The National Endowment for the Arts estimated in a 2025 report that AI tools were being used in some capacity in roughly 38 percent of commercially released creative works in the United States. That figure underscores the scale of what remains legally undefined.

Several major litigation cases are testing the boundaries further. The New York Times, a group of visual artists, and record labels have sued AI developers including OpenAI, Stability AI, and Anthropic. These cases primarily address training data, but their outcomes will shape the broader legal landscape significantly. At least four separate federal district courts were handling AI copyright litigation in some form as of early 2026, creating conditions for a circuit split that would likely force Supreme Court review.
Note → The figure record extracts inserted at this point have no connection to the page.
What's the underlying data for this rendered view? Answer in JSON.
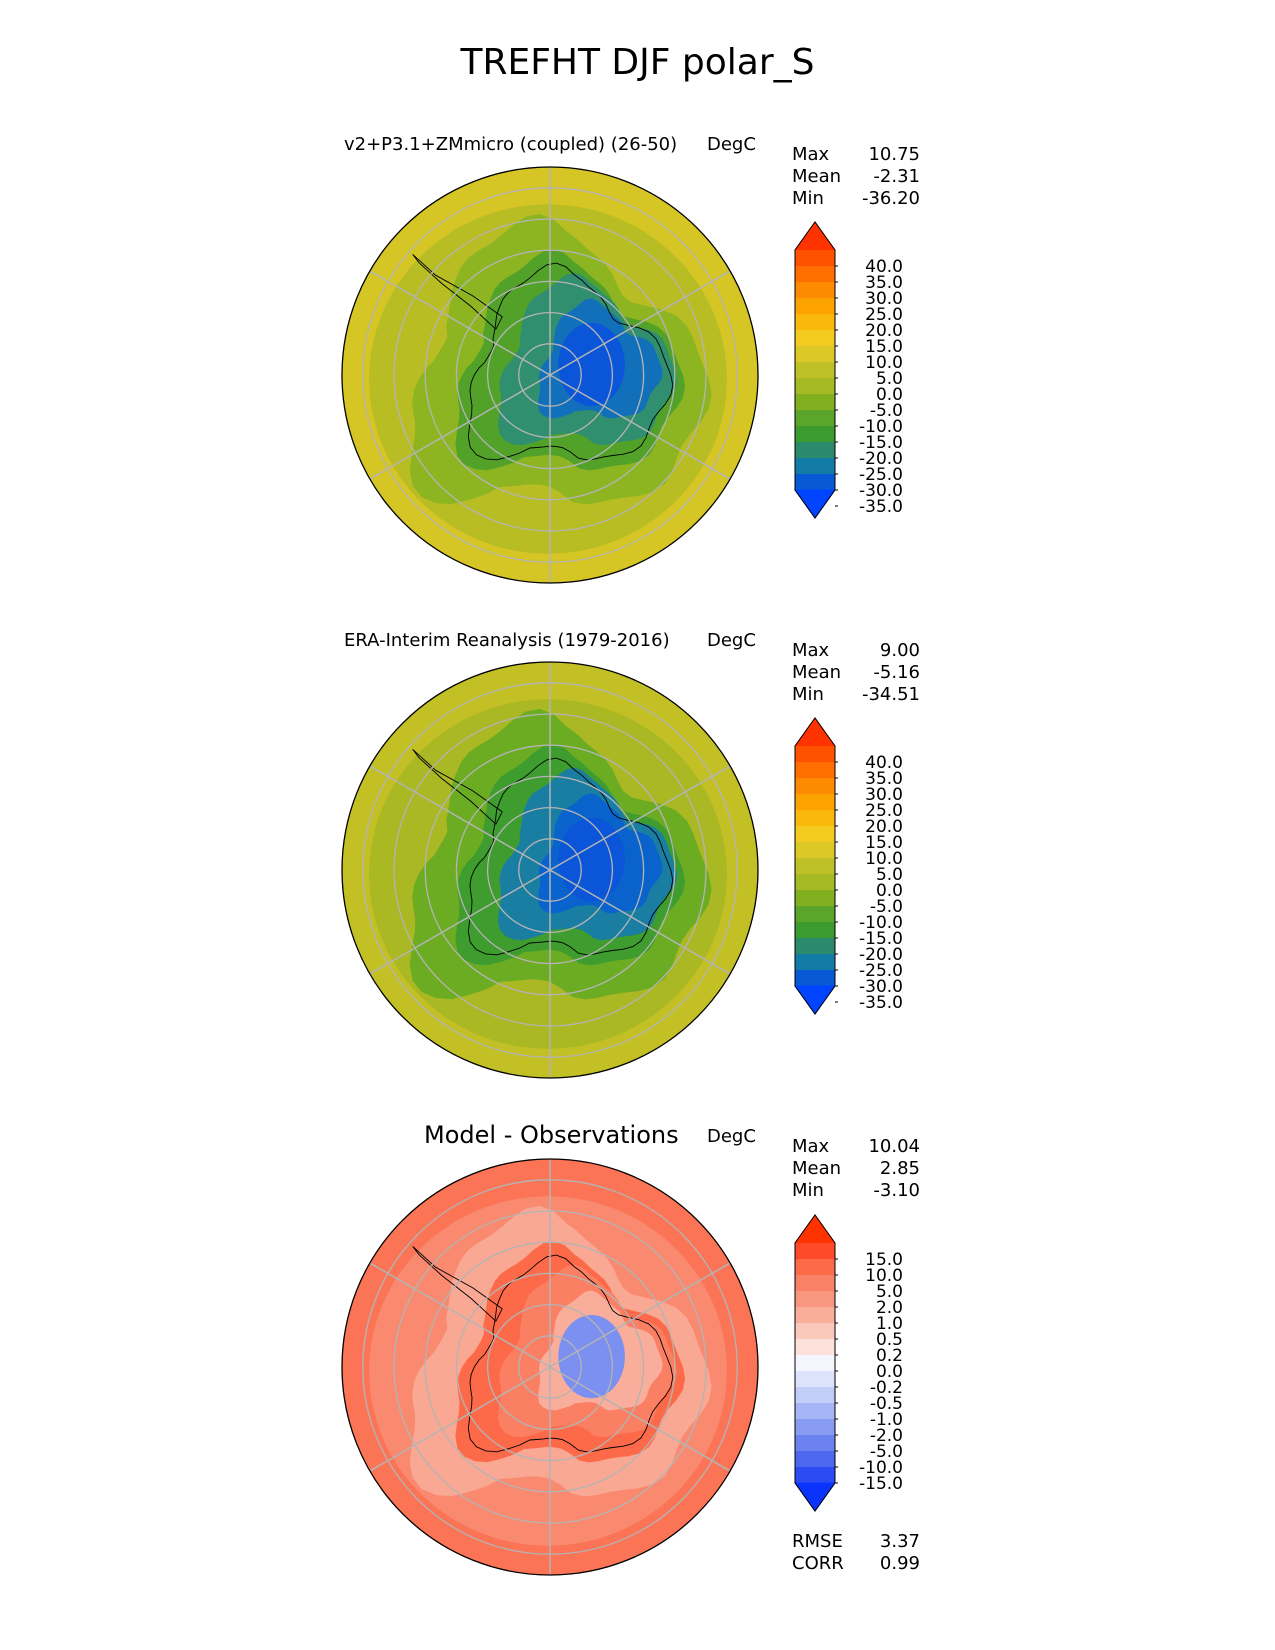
{
  "title": "TREFHT DJF polar_S",
  "chart_data": [
    {
      "type": "heatmap",
      "projection": "south-polar-stereographic",
      "title": "v2+P3.1+ZMmicro (coupled) (26-50)",
      "units": "DegC",
      "stats": [
        {
          "label": "Max",
          "value": "10.75"
        },
        {
          "label": "Mean",
          "value": "-2.31"
        },
        {
          "label": "Min",
          "value": "-36.20"
        }
      ],
      "colorbar": {
        "ticks": [
          "40.0",
          "35.0",
          "30.0",
          "25.0",
          "20.0",
          "15.0",
          "10.0",
          "5.0",
          "0.0",
          "-5.0",
          "-10.0",
          "-15.0",
          "-20.0",
          "-25.0",
          "-30.0",
          "-35.0"
        ],
        "colors": [
          "#ff3300",
          "#ff5200",
          "#ff6e00",
          "#fd8a00",
          "#fca300",
          "#f9b80a",
          "#f3ca20",
          "#dcc927",
          "#bfc126",
          "#a6ba23",
          "#80af20",
          "#5aa52a",
          "#3b9b2f",
          "#2c8a6c",
          "#127ca7",
          "#0a59d4",
          "#0044ff"
        ],
        "regions": [
          {
            "name": "ocean-outer",
            "fill": "#d5c626"
          },
          {
            "name": "ocean-belt",
            "fill": "#b9bd24"
          },
          {
            "name": "coastal-ring",
            "fill": "#8db522"
          },
          {
            "name": "continent-coast",
            "fill": "#52a22a"
          },
          {
            "name": "interior-mid",
            "fill": "#2f8f6e"
          },
          {
            "name": "interior-plateau",
            "fill": "#1270bb"
          },
          {
            "name": "interior-core",
            "fill": "#0a55d8"
          }
        ]
      }
    },
    {
      "type": "heatmap",
      "projection": "south-polar-stereographic",
      "title": "ERA-Interim Reanalysis (1979-2016)",
      "units": "DegC",
      "stats": [
        {
          "label": "Max",
          "value": "9.00"
        },
        {
          "label": "Mean",
          "value": "-5.16"
        },
        {
          "label": "Min",
          "value": "-34.51"
        }
      ],
      "colorbar": {
        "ticks": [
          "40.0",
          "35.0",
          "30.0",
          "25.0",
          "20.0",
          "15.0",
          "10.0",
          "5.0",
          "0.0",
          "-5.0",
          "-10.0",
          "-15.0",
          "-20.0",
          "-25.0",
          "-30.0",
          "-35.0"
        ],
        "colors": [
          "#ff3300",
          "#ff5200",
          "#ff6e00",
          "#fd8a00",
          "#fca300",
          "#f9b80a",
          "#f3ca20",
          "#dcc927",
          "#bfc126",
          "#a6ba23",
          "#80af20",
          "#5aa52a",
          "#3b9b2f",
          "#2c8a6c",
          "#127ca7",
          "#0a59d4",
          "#0044ff"
        ],
        "regions": [
          {
            "name": "ocean-outer",
            "fill": "#c3c026"
          },
          {
            "name": "ocean-belt",
            "fill": "#a9b823"
          },
          {
            "name": "coastal-ring",
            "fill": "#6cac22"
          },
          {
            "name": "continent-coast",
            "fill": "#3f9c2e"
          },
          {
            "name": "interior-mid",
            "fill": "#1a7da2"
          },
          {
            "name": "interior-plateau",
            "fill": "#0a62cc"
          },
          {
            "name": "interior-core",
            "fill": "#0a55d8"
          }
        ]
      }
    },
    {
      "type": "heatmap",
      "projection": "south-polar-stereographic",
      "title": "Model - Observations",
      "units": "DegC",
      "stats": [
        {
          "label": "Max",
          "value": "10.04"
        },
        {
          "label": "Mean",
          "value": "2.85"
        },
        {
          "label": "Min",
          "value": "-3.10"
        }
      ],
      "metrics": [
        {
          "label": "RMSE",
          "value": "3.37"
        },
        {
          "label": "CORR",
          "value": "0.99"
        }
      ],
      "colorbar": {
        "ticks": [
          "15.0",
          "10.0",
          "5.0",
          "2.0",
          "1.0",
          "0.5",
          "0.2",
          "0.0",
          "-0.2",
          "-0.5",
          "-1.0",
          "-2.0",
          "-5.0",
          "-10.0",
          "-15.0"
        ],
        "colors": [
          "#ff3300",
          "#fe4a28",
          "#fc6a4a",
          "#f98166",
          "#f8977f",
          "#f9ae9c",
          "#fbc8bc",
          "#fde2dc",
          "#f5f5fd",
          "#dde3fb",
          "#c3cef8",
          "#a6b5f5",
          "#889bf2",
          "#6b82ef",
          "#4d68ee",
          "#2c4cf3",
          "#0a33fb"
        ],
        "regions": [
          {
            "name": "ocean-outer",
            "fill": "#fb7456"
          },
          {
            "name": "ocean-belt",
            "fill": "#f98a70"
          },
          {
            "name": "coastal-ring",
            "fill": "#f9a894"
          },
          {
            "name": "continent-coast",
            "fill": "#fc6a4a"
          },
          {
            "name": "interior-mid",
            "fill": "#fb8063"
          },
          {
            "name": "interior-plateau",
            "fill": "#f9ae9c"
          },
          {
            "name": "interior-core",
            "fill": "#7b90f0"
          }
        ]
      }
    }
  ]
}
How Other Countries Have Moved Ahead

The United States is an outlier in its inaction. The United Kingdom's Copyright, Designs and Patents Act has contained a provision for "computer-generated works" since 1988, granting copyright to the person who makes the necessary arrangements for creation. While imperfect, it provides a workable legal framework the U.S. currently lacks.

The European Union's AI Act, which came into force in 2024, addresses AI liability and transparency but largely defers copyright questions to member states and existing EU copyright frameworks.

China's approach has been notably more permissive. The Beijing Internet Court ruled in November 2023 that an AI-generated image could be copyrighted by the human who directed its creation through prompt engineering. That decision drew attention from U.S. legal scholars as a potential model, though critics noted the ruling has no formal precedential weight outside China.

What a Fix Might Look Like

Legal experts broadly agree that congressional action offers the most durable path to clarity. The Copyright Office's own reports have repeatedly flagged the limits of administrative guidance in resolving questions that require statutory authority.

Three legislative approaches are under discussion:

  • Tiered Authorship Standard. Copyright protection scaled to the degree of human creative input, with a minimum threshold of qualifying decisions.
  • Sui Generis Protection. A new, shorter-term intellectual property right for AI outputs that does not rely on existing copyright doctrine.
  • No-Protection Rule with Disclosure Mandate. Codify the current Copyright Office position in statute while requiring commercial AI-content disclosures.

Until Congress acts or the Supreme Court weighs in, courts and companies will continue operating under a framework written long before the technology it is now being asked to govern ever existed.

For creative professionals working with AI, the practical reality is clear: document your creative decisions, understand your jurisdiction's current rules, and prepare for change. The legal ground you stand on today may shift without warning.